Stephen Packard said...

@ James. I totally agree that the problem with seeding yellow star grass is getting the seed. Sue Gorr at Deer Grove East marked a patch with red yarn. Even with yarn of the individual plants, it was tricky to find and harvest those seeds. I have a patch in my garden with hundreds of plants, and we harvest quite a bit of seed from there. But this species (mostly missing from restorations) is a major part of the spring vegetation in many fine remnants. Despite the challenges, we keep plugging away. It would be great if someone invented a restoration procedure that was magically better.

James McGee said...

Seed gardening is one solution to the problem. However, this takes a commitment of many years.

The trick to relocating the often hard to find spring ephemerals is to make a map on graph paper showing were they are located. The location of the plants can be referenced to a fence post, rock, or other landmark. If no landmark is readily available then just having the pattern of the plant's locations can help you relocate additional plants once one has been found.

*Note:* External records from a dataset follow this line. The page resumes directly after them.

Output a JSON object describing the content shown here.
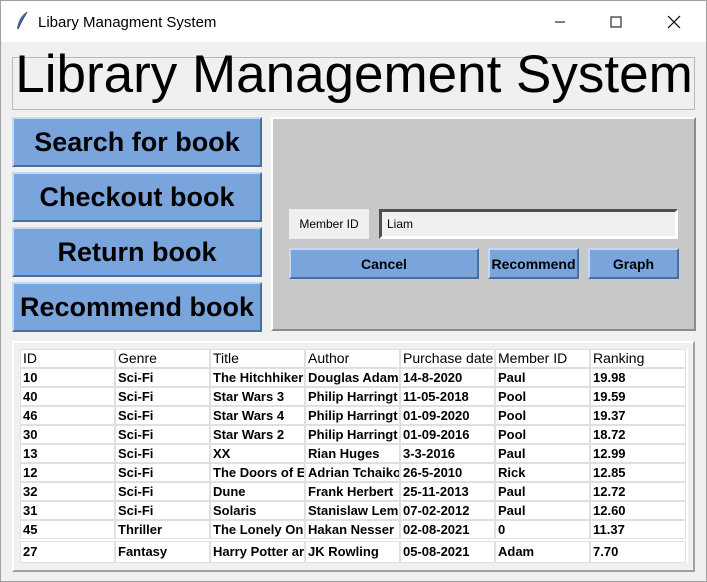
{
  "window": {
    "title": "Libary Managment System",
    "controls": {
      "minimize": "—",
      "maximize": "☐",
      "close": "✕"
    }
  },
  "header": {
    "title": "Library Management System"
  },
  "menu": {
    "search": "Search for book",
    "checkout": "Checkout book",
    "return": "Return book",
    "recommend": "Recommend book"
  },
  "form": {
    "member_label": "Member ID",
    "member_value": "Liam",
    "cancel": "Cancel",
    "recommend": "Recommend",
    "graph": "Graph"
  },
  "table": {
    "columns": [
      "ID",
      "Genre",
      "Title",
      "Author",
      "Purchase date",
      "Member ID",
      "Ranking"
    ],
    "rows": [
      [
        "10",
        "Sci-Fi",
        "The Hitchhiker",
        "Douglas Adam",
        "14-8-2020",
        "Paul",
        "19.98"
      ],
      [
        "40",
        "Sci-Fi",
        "Star Wars 3",
        "Philip Harringt",
        "11-05-2018",
        "Pool",
        "19.59"
      ],
      [
        "46",
        "Sci-Fi",
        "Star Wars 4",
        "Philip Harringt",
        "01-09-2020",
        "Pool",
        "19.37"
      ],
      [
        "30",
        "Sci-Fi",
        "Star Wars 2",
        "Philip Harringt",
        "01-09-2016",
        "Pool",
        "18.72"
      ],
      [
        "13",
        "Sci-Fi",
        "XX",
        "Rian Huges",
        "3-3-2016",
        "Paul",
        "12.99"
      ],
      [
        "12",
        "Sci-Fi",
        "The Doors of E",
        "Adrian Tchaiko",
        "26-5-2010",
        "Rick",
        "12.85"
      ],
      [
        "32",
        "Sci-Fi",
        "Dune",
        "Frank Herbert",
        "25-11-2013",
        "Paul",
        "12.72"
      ],
      [
        "31",
        "Sci-Fi",
        "Solaris",
        "Stanislaw Lem",
        "07-02-2012",
        "Paul",
        "12.60"
      ],
      [
        "45",
        "Thriller",
        "The Lonely On",
        "Hakan Nesser",
        "02-08-2021",
        "0",
        "11.37"
      ],
      [
        "27",
        "Fantasy",
        "Harry Potter ar",
        "JK Rowling",
        "05-08-2021",
        "Adam",
        "7.70"
      ]
    ]
  },
  "colors": {
    "button": "#7aa5dc",
    "panel": "#c8c8c8",
    "window_bg": "#f0f0f0"
  }
}
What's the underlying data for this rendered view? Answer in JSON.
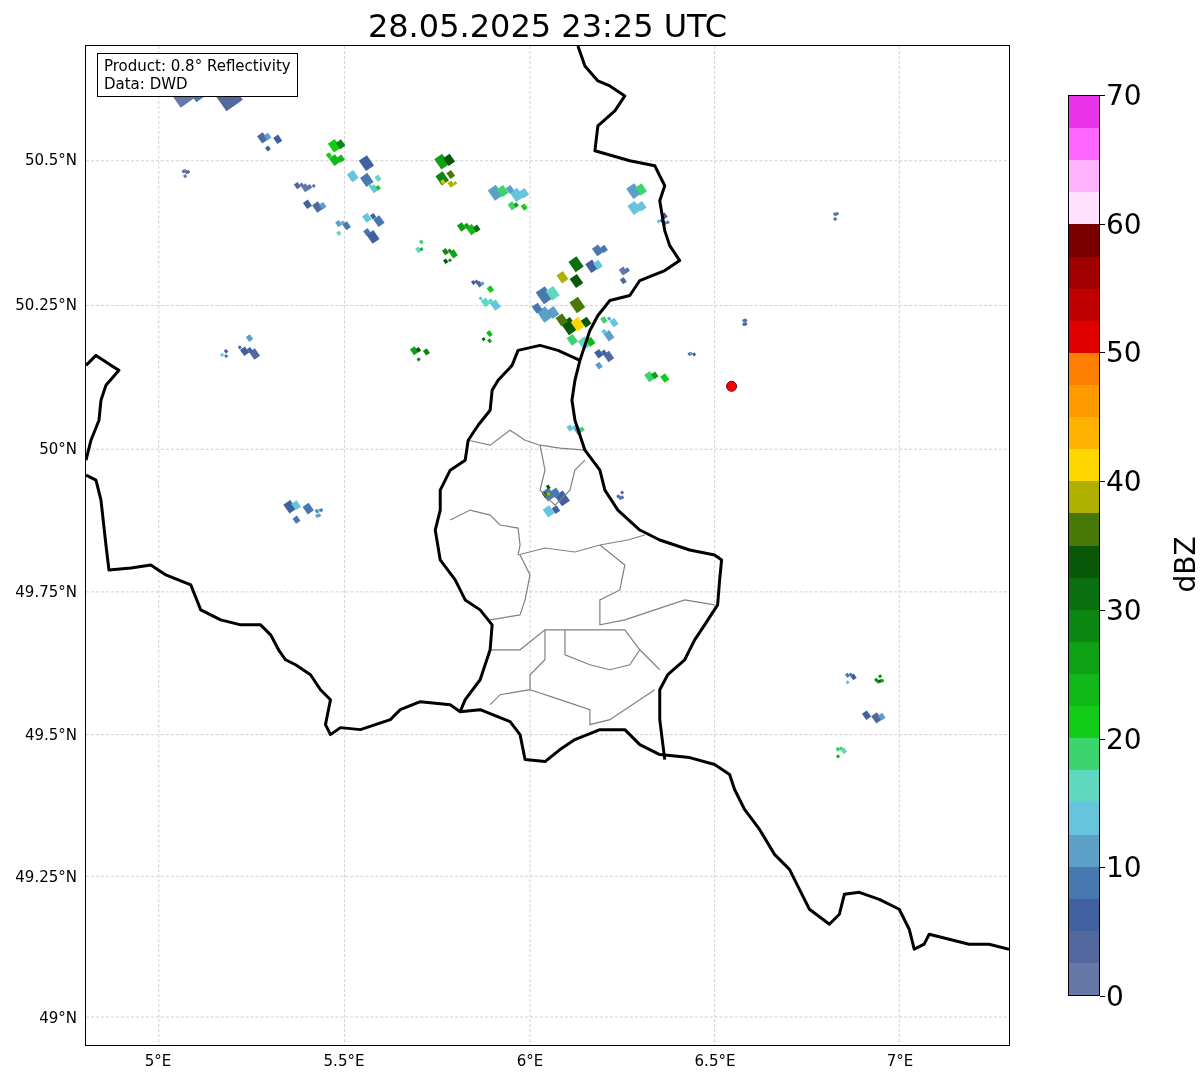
{
  "title": "28.05.2025 23:25 UTC",
  "info_box": {
    "lines": [
      "Product: 0.8° Reflectivity",
      "Data: DWD"
    ]
  },
  "map": {
    "y_ticks": [
      "50.5°N",
      "50.25°N",
      "50°N",
      "49.75°N",
      "49.5°N",
      "49.25°N",
      "49°N"
    ],
    "x_ticks": [
      "5°E",
      "5.5°E",
      "6°E",
      "6.5°E",
      "7°E"
    ]
  },
  "colorbar": {
    "label": "dBZ",
    "ticks": [
      "70",
      "60",
      "50",
      "40",
      "30",
      "20",
      "10",
      "0"
    ],
    "segments": [
      {
        "color": "#e833e8"
      },
      {
        "color": "#ff66ff"
      },
      {
        "color": "#ffb3ff"
      },
      {
        "color": "#ffe0ff"
      },
      {
        "color": "#7a0000"
      },
      {
        "color": "#a00000"
      },
      {
        "color": "#c00000"
      },
      {
        "color": "#e00000"
      },
      {
        "color": "#ff8000"
      },
      {
        "color": "#ff9900"
      },
      {
        "color": "#ffb300"
      },
      {
        "color": "#ffd700"
      },
      {
        "color": "#b0b000"
      },
      {
        "color": "#487808"
      },
      {
        "color": "#085808"
      },
      {
        "color": "#0a700f"
      },
      {
        "color": "#0c8812"
      },
      {
        "color": "#0ea015"
      },
      {
        "color": "#10b818"
      },
      {
        "color": "#12cc18"
      },
      {
        "color": "#3cd46c"
      },
      {
        "color": "#60d8c0"
      },
      {
        "color": "#66c4dc"
      },
      {
        "color": "#5ca0c8"
      },
      {
        "color": "#4878b0"
      },
      {
        "color": "#4060a0"
      },
      {
        "color": "#5468a0"
      },
      {
        "color": "#6678a8"
      }
    ]
  }
}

If you know where to look, it becomes much easier to find those small markers in the tall grass.

Another solution is to use survey flags to mark the location of plants. I do not use survey flags when working in areas where people could be expected to visit because everyone either removes the flags or tramples the area trying to figure out what is being flagged.

There is no magic procedure that will make the process easier. The simple fact is the forest preserve districts need to make the same level of commitment toward getting their volunteers permission to collect seed as their volunteers have been giving. I am confident the Nature Preserve Commission would be very helpful with the process.

Stewards also need to realize that the preserves are not their personal property. It is not a Steward’s role to give or deny permission for the transfer of seed from a site.

The current system of barter between stewards seems to be too much like the worst of politics. The results being quid pro quo, permission only provided to favored people, denying permissions for any purpose, and at times the decisions even appears to be an act of personal revenge. The result of all this is an obstruction of the purpose that originally compelled people to volunteer.

Unknown said...

Tremendous work! These pictures serve as an inspiration for all Illinois conservationists.